Los fenómenos que acontecen en los espacios en los que se desarrollan las prácticas musicoterapéuticas, en tanto comprendidos como estéticos, como la música, adquieren su carnadura significante en los interactos de enlazamiento productivo entre esos agenciamientos deleuzianos que soportan operaciones de producción y que escuchan, es decir, sujetos. Que se tornan visibles, que delinean sus contornos, sus voces, sus deseos en el interior de una trama capaz de inauguraciones, luego instituciones y acaso también de revoluciones.

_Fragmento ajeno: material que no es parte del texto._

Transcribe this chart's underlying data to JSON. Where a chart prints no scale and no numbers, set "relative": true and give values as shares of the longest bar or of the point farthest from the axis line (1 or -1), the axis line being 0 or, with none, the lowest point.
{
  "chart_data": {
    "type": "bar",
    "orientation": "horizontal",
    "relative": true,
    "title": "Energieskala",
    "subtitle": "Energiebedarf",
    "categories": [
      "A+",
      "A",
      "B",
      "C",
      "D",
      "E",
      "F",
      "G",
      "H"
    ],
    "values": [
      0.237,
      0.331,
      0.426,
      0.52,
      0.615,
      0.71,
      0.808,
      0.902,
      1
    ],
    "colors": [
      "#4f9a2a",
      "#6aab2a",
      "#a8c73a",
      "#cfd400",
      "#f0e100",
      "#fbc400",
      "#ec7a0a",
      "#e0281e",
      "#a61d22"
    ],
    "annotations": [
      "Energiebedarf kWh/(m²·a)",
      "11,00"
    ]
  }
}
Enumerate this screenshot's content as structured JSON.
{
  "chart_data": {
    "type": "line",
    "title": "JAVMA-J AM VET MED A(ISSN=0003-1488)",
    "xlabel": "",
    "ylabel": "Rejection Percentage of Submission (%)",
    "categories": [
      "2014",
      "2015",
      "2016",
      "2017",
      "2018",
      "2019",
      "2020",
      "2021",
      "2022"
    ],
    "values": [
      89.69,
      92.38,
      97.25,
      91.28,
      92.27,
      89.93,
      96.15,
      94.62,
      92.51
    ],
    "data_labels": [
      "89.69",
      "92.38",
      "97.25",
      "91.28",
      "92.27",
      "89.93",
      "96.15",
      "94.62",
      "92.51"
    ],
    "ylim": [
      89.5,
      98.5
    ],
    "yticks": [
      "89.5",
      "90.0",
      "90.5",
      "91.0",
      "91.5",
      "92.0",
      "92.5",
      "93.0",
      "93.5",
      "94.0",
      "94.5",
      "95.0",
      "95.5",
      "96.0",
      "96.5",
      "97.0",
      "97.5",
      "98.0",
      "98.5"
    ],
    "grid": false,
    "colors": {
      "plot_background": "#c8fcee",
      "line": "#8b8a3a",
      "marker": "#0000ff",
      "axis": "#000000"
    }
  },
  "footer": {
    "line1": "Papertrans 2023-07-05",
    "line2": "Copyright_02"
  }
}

El modelo como disciplinamiento social
El desarrollo de prácticas de intervención en Musicoterapia ha sido dispar en el mundo, tanto por sus fundamentos teóricos, como por su aplicación en diferentes poblaciones y culturas o el apoyo económico recibido para investigación y aplicación concreta. Los esfuerzos de los colegas por reunir, unificar, generalizar y, por qué no, hegemonizar, han tenido sus frutos concretos en una definición “oficial” de nuestra práctica que se revisa periódicamente:
La musicoterapia es el uso profesional de la música y sus elementos como una intervención en ambientes médicos, educativos y cotidianos con individuos, grupos, familias o comunidades buscando optimizar su calidad de vida, y mejorar su salud física, social, comunicativa, emocional e intelectual y su bienestar general. La investigación, la práctica, la educación y la instrucción clínica en la musicoterapia se basan en estándares profesionales acordes a cada contexto cultural, social y político (WFMT, 2011)
Esta definición, avalada por la World Federation of Music Therapy (WFMT), como toda definición generada en una organización de aspiraciones globales, universalistas y generalizadoras, apela a la más rigurosa de las tibiezas para contemporizar divergencias teóricas, técnicas y políticas de sus miembros y representados, eludiendo menciones que pudieren producir asperezas, objeciones o exclusiones. Nos es necesario entonces profundizar en aspectos técnicos, teóricos y políticos vinculados a la salud, especialmente en un enfoque del abordaje clínico que piense a la subjetividad como producción de una diferencia posible y necesaria, como emergiendo o mejor, aconteciendo en un borde decisorio y atravesada, condicionada, por la pluralidad de las relaciones sociales, como menciona Elorza (2010), siguiendo a Laclau. En esta línea de trabajo es que la noción de discurso en el ejercicio clínico de la Musicoterapia se constituye en el núcleo del entramado teórico en el que se basan nuestras prácticas y desde donde decimos, siguiendo a Claudia Banfi (2011), que todo modelo es una situación disciplinante que invitamos a discutir.